The next E-Intentionality seminar will be held Monday, June 20th from 13:00 to 14:50 in Fulton 102. Ron Chrisley will speak on “Machine consciousness: Moving beyond “Is it possible?”” as a dry run of his talk at the “Mind, Selves & Technology” workshop later that week in Lisbon:
Philosophical contributions to the field of machine consciousness have been preoccupied with questions such as: Could a machine be conscious? Could a computer be conscious solely by virtue of running the right program? How would we know if we achieved machine consciousness? etc. I propose that this preoccupation constitutes a dereliction of philosophical duty. Philosophers do better at helping solve conceptual problems in machine consciousness (and do better at exploiting insights from machine consciousness to help solve conceptual problems in consciousness studies in general) once they replace those general questions, as fascinating as they are, with ones that a) reflect a broader understanding of what machine consciousness is or could be; and b) are better grounded in empirical machine consciousness research.

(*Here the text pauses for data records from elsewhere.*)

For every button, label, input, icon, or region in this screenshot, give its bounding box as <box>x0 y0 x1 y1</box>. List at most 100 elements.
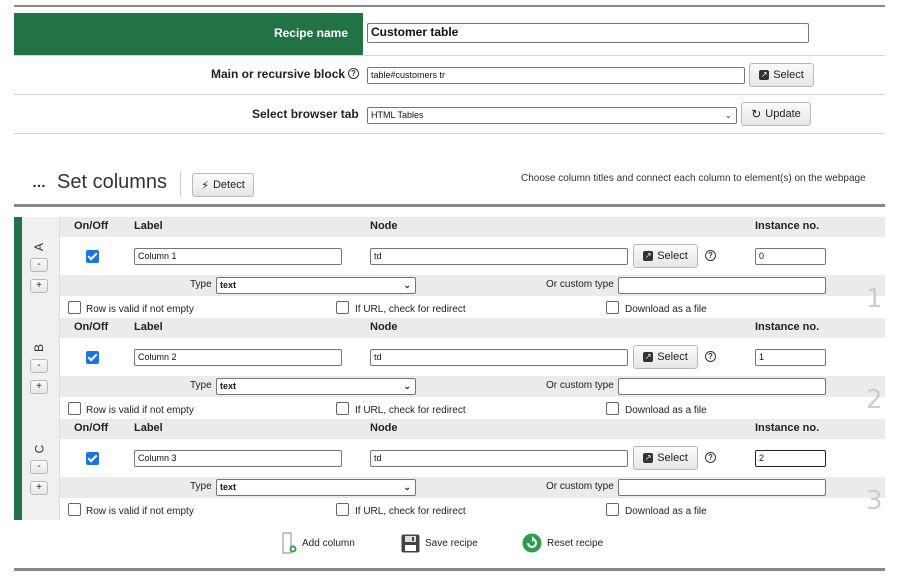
help-icon[interactable]: ? <box>348 68 359 79</box>
column-header-row: On/Off Label Node Instance no. <box>60 217 885 237</box>
type-select-value: text <box>220 381 237 391</box>
main-block-select-button[interactable]: ↗ Select <box>749 63 814 87</box>
remove-column-button[interactable]: - <box>30 460 48 474</box>
column-node-input[interactable]: td <box>370 450 628 467</box>
column-enabled-checkbox[interactable] <box>86 452 99 465</box>
column-label-input[interactable]: Column 2 <box>134 349 342 366</box>
valid-if-not-empty-checkbox[interactable] <box>68 503 81 516</box>
column-label-input[interactable]: Column 1 <box>134 248 342 265</box>
download-file-checkbox[interactable] <box>606 301 619 314</box>
refresh-icon: ↻ <box>751 107 762 121</box>
chevron-down-icon: ⌄ <box>403 280 411 290</box>
instance-input[interactable]: 0 <box>755 248 826 265</box>
floppy-disk-icon <box>401 534 420 552</box>
select-button-label: Select <box>657 250 688 262</box>
column-node-input[interactable]: td <box>370 248 628 265</box>
column-letter: A <box>32 242 47 252</box>
url-redirect-label: If URL, check for redirect <box>355 304 466 315</box>
type-select[interactable]: text ⌄ <box>216 378 416 395</box>
url-redirect-checkbox[interactable] <box>336 301 349 314</box>
add-column-action[interactable]: Add column <box>282 531 355 555</box>
remove-column-button[interactable]: - <box>30 258 48 272</box>
help-icon[interactable]: ? <box>705 351 716 362</box>
reset-recipe-label: Reset recipe <box>547 537 604 549</box>
select-element-icon: ↗ <box>759 70 770 80</box>
set-columns-title: Set columns <box>57 171 168 193</box>
custom-type-label: Or custom type <box>546 380 614 391</box>
chevron-down-icon: ⌄ <box>724 110 732 120</box>
type-select-value: text <box>220 482 237 492</box>
recipe-name-input[interactable]: Customer table <box>367 23 809 43</box>
valid-if-not-empty-label: Row is valid if not empty <box>86 506 194 517</box>
detect-button[interactable]: ⚡︎ Detect <box>192 173 254 197</box>
node-select-button[interactable]: ↗ Select <box>633 244 698 268</box>
download-file-label: Download as a file <box>625 405 707 416</box>
column-label-input[interactable]: Column 3 <box>134 450 342 467</box>
top-divider <box>14 5 885 7</box>
custom-type-label: Or custom type <box>546 279 614 290</box>
columns-menu-icon[interactable]: … <box>32 174 46 190</box>
column-accent-bar <box>14 318 22 419</box>
add-column-button[interactable]: + <box>30 279 48 293</box>
instance-input[interactable]: 1 <box>755 349 826 366</box>
valid-if-not-empty-checkbox[interactable] <box>68 402 81 415</box>
browser-tab-select[interactable]: HTML Tables ⌄ <box>367 107 737 124</box>
type-row: Type text ⌄ Or custom type <box>60 477 885 498</box>
custom-type-input[interactable] <box>618 479 826 496</box>
type-select-value: text <box>220 280 237 290</box>
column-accent-bar <box>14 419 22 520</box>
columns-top-divider <box>14 204 885 207</box>
type-select[interactable]: text ⌄ <box>216 479 416 496</box>
update-button[interactable]: ↻ Update <box>741 102 811 126</box>
save-recipe-action[interactable]: Save recipe <box>401 532 478 554</box>
update-button-label: Update <box>765 108 801 120</box>
reset-icon <box>522 533 542 553</box>
browser-tab-value: HTML Tables <box>371 110 424 120</box>
reset-recipe-action[interactable]: Reset recipe <box>522 532 603 554</box>
main-block-input[interactable]: table#customers tr <box>367 67 745 84</box>
remove-column-button[interactable]: - <box>30 359 48 373</box>
url-redirect-label: If URL, check for redirect <box>355 405 466 416</box>
bottom-divider <box>14 568 885 571</box>
column-enabled-checkbox[interactable] <box>86 351 99 364</box>
custom-type-input[interactable] <box>618 277 826 294</box>
valid-if-not-empty-label: Row is valid if not empty <box>86 304 194 315</box>
column-side-panel: A - + <box>22 217 60 318</box>
column-number: 3 <box>866 486 883 516</box>
divider <box>14 55 885 56</box>
type-row: Type text ⌄ Or custom type <box>60 376 885 397</box>
lightning-icon: ⚡︎ <box>201 179 209 192</box>
node-select-button[interactable]: ↗ Select <box>633 446 698 470</box>
column-block-c: C - + On/Off Label Node Instance no. Col… <box>14 419 885 520</box>
instance-header: Instance no. <box>755 321 820 333</box>
node-select-button[interactable]: ↗ Select <box>633 345 698 369</box>
help-icon[interactable]: ? <box>705 452 716 463</box>
column-node-input[interactable]: td <box>370 349 628 366</box>
download-file-checkbox[interactable] <box>606 402 619 415</box>
download-file-label: Download as a file <box>625 304 707 315</box>
instance-input[interactable]: 2 <box>755 450 826 467</box>
column-header-row: On/Off Label Node Instance no. <box>60 419 885 439</box>
url-redirect-checkbox[interactable] <box>336 503 349 516</box>
custom-type-input[interactable] <box>618 378 826 395</box>
column-enabled-checkbox[interactable] <box>86 250 99 263</box>
column-letter: B <box>32 343 47 353</box>
add-column-button[interactable]: + <box>30 481 48 495</box>
url-redirect-checkbox[interactable] <box>336 402 349 415</box>
add-column-button[interactable]: + <box>30 380 48 394</box>
download-file-label: Download as a file <box>625 506 707 517</box>
download-file-checkbox[interactable] <box>606 503 619 516</box>
help-icon[interactable]: ? <box>705 250 716 261</box>
type-row: Type text ⌄ Or custom type <box>60 275 885 296</box>
instance-header: Instance no. <box>755 422 820 434</box>
type-select[interactable]: text ⌄ <box>216 277 416 294</box>
label-header: Label <box>134 220 163 232</box>
recipe-name-label-cell: Recipe name <box>14 13 363 55</box>
detect-button-label: Detect <box>212 179 245 191</box>
select-element-icon: ↗ <box>643 352 654 362</box>
column-side-panel: B - + <box>22 318 60 419</box>
onoff-header: On/Off <box>74 422 109 434</box>
chevron-down-icon: ⌄ <box>403 381 411 391</box>
valid-if-not-empty-checkbox[interactable] <box>68 301 81 314</box>
url-redirect-label: If URL, check for redirect <box>355 506 466 517</box>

The next E-Intentionality seminar will be held Wednesday, June 8th from 13:00 to 14:50 in Pevensey 1 1A3. Ron Chrisley will speak on “The Embodied Nature of Computation” as a dry run of his talk at a symposium (“Embodied Cognition: Constructivist and Computationalist Perspectives”) at IACAP 2016 next week:
Although embodiment-based critiques of computation’s role in explaining mind have at times been overstated, there are important lessons from embodiment which computationalists would do well to learn. For example, orthodox schemes for individuating computations are individualist, atemporal, and anti-semantical (formal), but considering the role of the body in cognition suggests by analogy that — even to explain extant information processing systems unrelated to cognitive science and artificial intelligence contexts — computations should instead be characterised in terms that are world-involving, dynamical and intentional/meaningful. Further, the counterfactual-involving nature of computational state individuation implies that sameness of computation is not in general preserved when one substitutes a non-living computational component with a living, autonomous, free organism that merely intends to realise the same functional profile as component being replaced. Thus, contra computational orthodoxy, there is no sharp divide between the computational facts and what is usually thought of as the implementational facts, even for unambiguously computational systems. The implications of this point for some famous disputes concerning group minds, and strong AI, will be identified.